L’historien et analyste politique, Arthur Banga a réagi aux candidatures rejetées dans le cadre de la présidentielle d’octobre 2025 en Côte d’Ivoire.
En effet, le Conseil constitutionnel a rendu la liste définitive des candidats retenus pour l’élection prochaine le lundi 8 septembre 2025. Sur 60 candidatures, 55 ont été rejetées.
Plus tard sur le plateau de la Quotidienne Info, Arthur Banga a donné son avis sur ces candidatures.
« Sur la liste des retenues ? Je pense que j’ai gagné mon pari, car j’avais déjà annoncé que certains ne seraient pas présents, notamment TIDJANE et GBAGBO.
Le Conseil constitutionnel a vraiment détaillé sa décision, en précisant qu’aucun de leurs droits civils et politiques n’a été violé et qu’ils n’étaient pas électeurs.
J’avais même parié qu’on aurait moins d’une dizaine de candidats, et au final, ce sont 5 candidats qui ont été retenus.
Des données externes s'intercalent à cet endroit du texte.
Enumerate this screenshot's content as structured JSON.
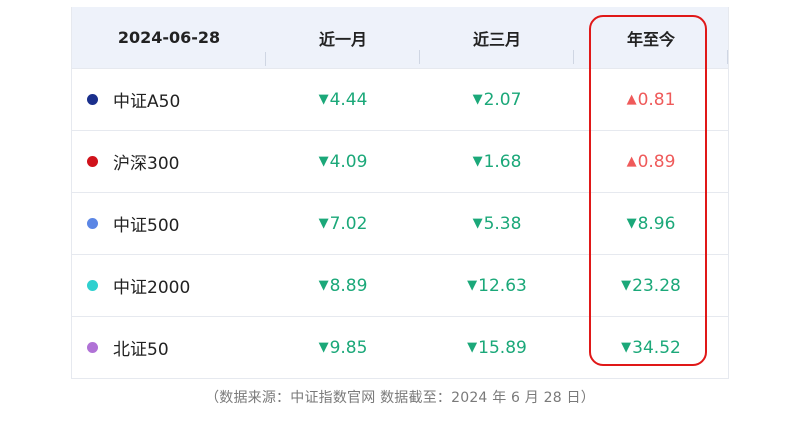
{
  "table": {
    "headers": [
      "2024-06-28",
      "近一月",
      "近三月",
      "年至今"
    ],
    "rows": [
      {
        "name": "中证A50",
        "dot_color": "#1a2f8c",
        "m1": {
          "dir": "down",
          "arrow": "▼",
          "value": "4.44"
        },
        "m3": {
          "dir": "down",
          "arrow": "▼",
          "value": "2.07"
        },
        "ytd": {
          "dir": "up",
          "arrow": "▲",
          "value": "0.81"
        }
      },
      {
        "name": "沪深300",
        "dot_color": "#d0121b",
        "m1": {
          "dir": "down",
          "arrow": "▼",
          "value": "4.09"
        },
        "m3": {
          "dir": "down",
          "arrow": "▼",
          "value": "1.68"
        },
        "ytd": {
          "dir": "up",
          "arrow": "▲",
          "value": "0.89"
        }
      },
      {
        "name": "中证500",
        "dot_color": "#5b86e5",
        "m1": {
          "dir": "down",
          "arrow": "▼",
          "value": "7.02"
        },
        "m3": {
          "dir": "down",
          "arrow": "▼",
          "value": "5.38"
        },
        "ytd": {
          "dir": "down",
          "arrow": "▼",
          "value": "8.96"
        }
      },
      {
        "name": "中证2000",
        "dot_color": "#2fd0cf",
        "m1": {
          "dir": "down",
          "arrow": "▼",
          "value": "8.89"
        },
        "m3": {
          "dir": "down",
          "arrow": "▼",
          "value": "12.63"
        },
        "ytd": {
          "dir": "down",
          "arrow": "▼",
          "value": "23.28"
        }
      },
      {
        "name": "北证50",
        "dot_color": "#b072d6",
        "m1": {
          "dir": "down",
          "arrow": "▼",
          "value": "9.85"
        },
        "m3": {
          "dir": "down",
          "arrow": "▼",
          "value": "15.89"
        },
        "ytd": {
          "dir": "down",
          "arrow": "▼",
          "value": "34.52"
        }
      }
    ]
  },
  "source_note": "（数据来源：中证指数官网  数据截至：2024 年 6 月 28 日）",
  "colors": {
    "down": "#1ba879",
    "up": "#ef5a5a",
    "highlight": "#e01818",
    "header_bg": "#eef2fa"
  }
}
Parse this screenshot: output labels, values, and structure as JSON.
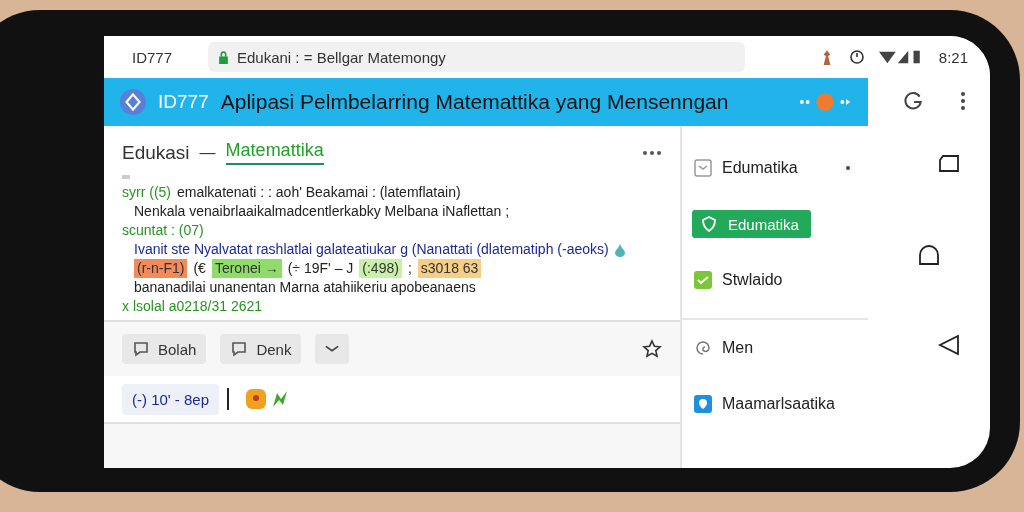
{
  "status_bar": {
    "carrier": "ID777",
    "url": "Edukani : = Bellgar Matemongy",
    "time": "8:21"
  },
  "app_bar": {
    "badge": "ID777",
    "title": "Aplipasi Pelmbelarring Matemattika yang Mensenngan"
  },
  "header": {
    "title": "Edukasi",
    "separator": "—",
    "subject": "Matemattika"
  },
  "lines": [
    {
      "kind": "label",
      "label": "syrr ((5)",
      "text": "emalkatenati : : aoh' Beakamai : (latemflatain)"
    },
    {
      "kind": "plain",
      "text": "Nenkala venaibrlaaikalmadcentlerkabky Melbana iNaflettan ;"
    },
    {
      "kind": "label",
      "label": "scuntat : (07)"
    },
    {
      "kind": "blue",
      "text": "Ivanit ste Nyalvatat rashlatlai galateatiukar g (Nanattati (dlatematiph (-aeoks)"
    },
    {
      "kind": "tags",
      "segments": [
        {
          "text": "(r-n-F1)",
          "color": "#f28a5a"
        },
        {
          "text": "(€"
        },
        {
          "text": "Teronei →",
          "color": "#8fdc6a"
        },
        {
          "text": "(÷ 19F' – J"
        },
        {
          "text": "(:498)",
          "color": "#c9f0a8"
        },
        {
          "text": ";"
        },
        {
          "text": "s3018 63",
          "color": "#f6cf86"
        }
      ]
    },
    {
      "kind": "plain",
      "text": "bananadilai unanentan Marna atahiikeriu apobeanaens"
    },
    {
      "kind": "label",
      "label": "x lsolal a0218/31 2621"
    }
  ],
  "actions": [
    {
      "label": "Bolah"
    },
    {
      "label": "Denk"
    }
  ],
  "chip": "(-) 10' - 8ep",
  "sidebar": {
    "items": [
      {
        "label": "Edumatika",
        "selected": false,
        "kind": "box"
      },
      {
        "label": "Edumatika",
        "selected": true,
        "kind": "shield"
      },
      {
        "label": "Stwlaido",
        "selected": false,
        "kind": "check"
      },
      {
        "label": "Men",
        "selected": false,
        "kind": "swirl"
      },
      {
        "label": "Maamarlsaatika",
        "selected": false,
        "kind": "pin"
      }
    ]
  }
}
Pas besoin d’être dans le secret des dieux : c’est simplement le fruit de l’analyse prospective.
L’absence de Vincent TOH BI ne m’étonne pas, car je l’avais déjà dit : il n’allait pas obtenir ses parrainages.
Le parrainage est une mécanique qui repose sur une implantation régulière. Même pour AFFI N’GUESSAN, j’avais exprimé des doutes, car il est dans une spirale négative depuis 2018 (…).
Je suis un peu déçu pour ASSALÉ, car c’est quelqu’un qui, depuis un bon moment, tente de s’implanter de façon dynamique.
Il incarnait cette troisième voie qui aurait pu apporter quelque chose de nouveau et se positionner à équidistance des partis traditionnels.
La bonne surprise pour moi, c’est Henriette LAGOU. Je ne m’y attendais pas du tout. Mais en y regardant de plus près, je me suis souvenu que c’est sa deuxième ou troisième candidature, et qu’elle avait effectué quelques tournées.
Peut-être qu’elle travaillait dans une discrétion très efficace, mais cela reste une belle surprise pour moi (…).
Ce qui m’a quelque peu surpris, malgré certains signaux, c’est l’incapacité du PPA-CI à rassembler les parrainages.
Le 12 août, le parti avait d’ailleurs communiqué en disant qu’il n’avait pour le moment des parrainages que dans 10 régions (…). Je pense qu’il faut engager une réflexion plus large sur le système de parrainage (…)», a-t-il indiqué.